# How much money will I lose transferring sterling to Euros



## Whiskey (24 Apr 2008)

I have about £100'000 to transfer from the UK to Euros.

I'm trying to figure out a way of doing the transfer to avoid losing money to the middleman.

How much of a cut will a bank normally want to make on a transfer of this size ?

For example, if I transfer £100'000 to euros, and immediately transfer the Euros to Sterling again (when the exchange rate is the same), how much would I expect to have, would it be less than £99'000 ?

I'm just trying to get a picture about how much the banks make on large currency transactions


----------



## funkylady (25 Apr 2008)

i would wait until the rate gets beter, you would lose to much money at the mo


----------



## Ravima (25 Apr 2008)

feeis about 1%


----------



## ccraig (26 Apr 2008)

try the banks and then click the link below and shop around

http://www.askaboutmoney.com/showthread.php?t=78778


----------



## zag (26 Apr 2008)

I'm not sure I would worry about the fees per se, but rather about the net return.

If you start with £100,000 and one bank say they will give you €80,000 into your account, another bank will give you €79,000 and a third will give you €81,000 then it doesn't matter what the fees are and what the exchange rate is . . . all that matters is that you get most money in your pocket with the 3rd bank.  Ask all the banks on the same day what you would get and just chose the one that will give you the most.
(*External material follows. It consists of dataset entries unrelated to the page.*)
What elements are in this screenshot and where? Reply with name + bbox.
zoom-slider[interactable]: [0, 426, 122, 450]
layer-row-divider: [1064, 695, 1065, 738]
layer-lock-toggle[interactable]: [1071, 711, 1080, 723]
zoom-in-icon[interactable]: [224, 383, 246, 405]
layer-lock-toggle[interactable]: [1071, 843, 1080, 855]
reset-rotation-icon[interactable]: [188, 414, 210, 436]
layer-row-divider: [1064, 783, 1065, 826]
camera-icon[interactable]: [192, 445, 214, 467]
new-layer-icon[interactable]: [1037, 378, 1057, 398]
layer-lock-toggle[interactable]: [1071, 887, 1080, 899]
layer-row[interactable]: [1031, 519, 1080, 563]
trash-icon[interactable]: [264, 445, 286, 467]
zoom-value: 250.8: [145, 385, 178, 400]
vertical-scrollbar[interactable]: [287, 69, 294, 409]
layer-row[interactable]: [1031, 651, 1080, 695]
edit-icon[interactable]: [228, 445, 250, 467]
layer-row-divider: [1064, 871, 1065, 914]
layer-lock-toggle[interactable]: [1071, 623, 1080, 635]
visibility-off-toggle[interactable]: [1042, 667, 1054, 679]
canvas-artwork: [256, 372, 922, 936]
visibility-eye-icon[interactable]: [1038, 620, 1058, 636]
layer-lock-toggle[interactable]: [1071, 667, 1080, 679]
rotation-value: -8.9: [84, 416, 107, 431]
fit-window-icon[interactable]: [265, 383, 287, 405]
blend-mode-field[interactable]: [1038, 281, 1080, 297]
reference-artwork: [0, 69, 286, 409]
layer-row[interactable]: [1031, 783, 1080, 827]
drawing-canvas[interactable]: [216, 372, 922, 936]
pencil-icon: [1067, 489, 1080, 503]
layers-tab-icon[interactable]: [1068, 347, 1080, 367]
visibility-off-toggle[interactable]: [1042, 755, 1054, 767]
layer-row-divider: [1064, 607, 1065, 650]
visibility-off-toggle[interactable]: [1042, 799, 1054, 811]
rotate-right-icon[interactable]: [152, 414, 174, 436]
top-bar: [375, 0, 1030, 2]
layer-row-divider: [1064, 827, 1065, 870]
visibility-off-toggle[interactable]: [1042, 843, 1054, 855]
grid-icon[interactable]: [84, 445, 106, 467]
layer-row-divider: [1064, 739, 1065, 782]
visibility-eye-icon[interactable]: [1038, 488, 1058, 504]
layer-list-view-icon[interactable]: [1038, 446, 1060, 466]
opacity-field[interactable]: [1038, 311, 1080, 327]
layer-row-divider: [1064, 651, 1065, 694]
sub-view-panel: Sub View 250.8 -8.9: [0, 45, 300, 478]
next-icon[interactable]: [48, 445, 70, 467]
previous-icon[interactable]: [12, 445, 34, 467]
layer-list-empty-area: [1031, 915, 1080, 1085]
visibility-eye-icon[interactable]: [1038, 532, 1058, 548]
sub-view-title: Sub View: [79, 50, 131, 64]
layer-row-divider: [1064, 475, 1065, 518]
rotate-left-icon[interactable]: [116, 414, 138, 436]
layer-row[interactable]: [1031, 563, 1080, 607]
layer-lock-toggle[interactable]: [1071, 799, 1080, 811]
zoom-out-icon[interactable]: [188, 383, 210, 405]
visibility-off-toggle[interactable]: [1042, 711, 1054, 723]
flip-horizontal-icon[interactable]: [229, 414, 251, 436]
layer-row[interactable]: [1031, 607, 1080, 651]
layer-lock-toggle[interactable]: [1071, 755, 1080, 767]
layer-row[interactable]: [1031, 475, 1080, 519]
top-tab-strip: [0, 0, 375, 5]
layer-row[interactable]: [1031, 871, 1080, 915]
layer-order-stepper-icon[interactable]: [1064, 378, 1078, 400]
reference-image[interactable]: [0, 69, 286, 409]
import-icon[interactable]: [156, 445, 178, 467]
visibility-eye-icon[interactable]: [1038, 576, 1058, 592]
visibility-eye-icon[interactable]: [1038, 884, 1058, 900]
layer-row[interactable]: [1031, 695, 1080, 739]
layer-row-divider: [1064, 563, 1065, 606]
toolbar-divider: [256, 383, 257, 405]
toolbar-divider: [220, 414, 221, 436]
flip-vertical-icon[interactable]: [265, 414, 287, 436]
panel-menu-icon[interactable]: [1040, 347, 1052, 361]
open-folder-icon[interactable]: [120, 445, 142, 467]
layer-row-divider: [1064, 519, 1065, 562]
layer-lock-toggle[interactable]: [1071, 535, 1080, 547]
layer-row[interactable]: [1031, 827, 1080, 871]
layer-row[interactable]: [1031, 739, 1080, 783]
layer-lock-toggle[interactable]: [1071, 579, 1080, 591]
Don't even think about how much you would get if you converted it back to STG because *you're not going to do that*.  Basing your decision on that would be crazy.  how much they make on currency transactions is all very interesting, but you also have to take into account other factors such as the exchange rate they will give you, and (if you are in a rush) how soon the cash will be available to you.  Some banks may take longer to get the transfer and credit it to your account.

z


----------



## ccraig (26 Apr 2008)

Zags right, check the link above


----------



## FR1 (17 May 2008)

Whiskey said:


> I have about £100'000 to transfer from the UK to Euros.
> 
> I'm trying to figure out a way of doing the transfer to avoid losing money to the middleman.
> 
> ...


Whiskey,
You will save yourself about 3 thousand euros if you convert the cash via a currency broker rather than a bank. You transfer the sterling to the broker and the broker will transfer euros to your new account. Do a search for "currency broker uk"


----------



## ccraig (18 May 2008)

why does it have to be UK?


----------



## extopia (18 May 2008)

zag said:


> If you start with £100,000 and one bank say they will give you €80,000 into your account, another bank will give you €79,000 and a third will give you €81,000 then it doesn't matter what the fees are and what the exchange rate is . . .



I'd be looking for a fourth bank pretty quickly, considering those euro numbers are about 33% below the mid market rate!


----------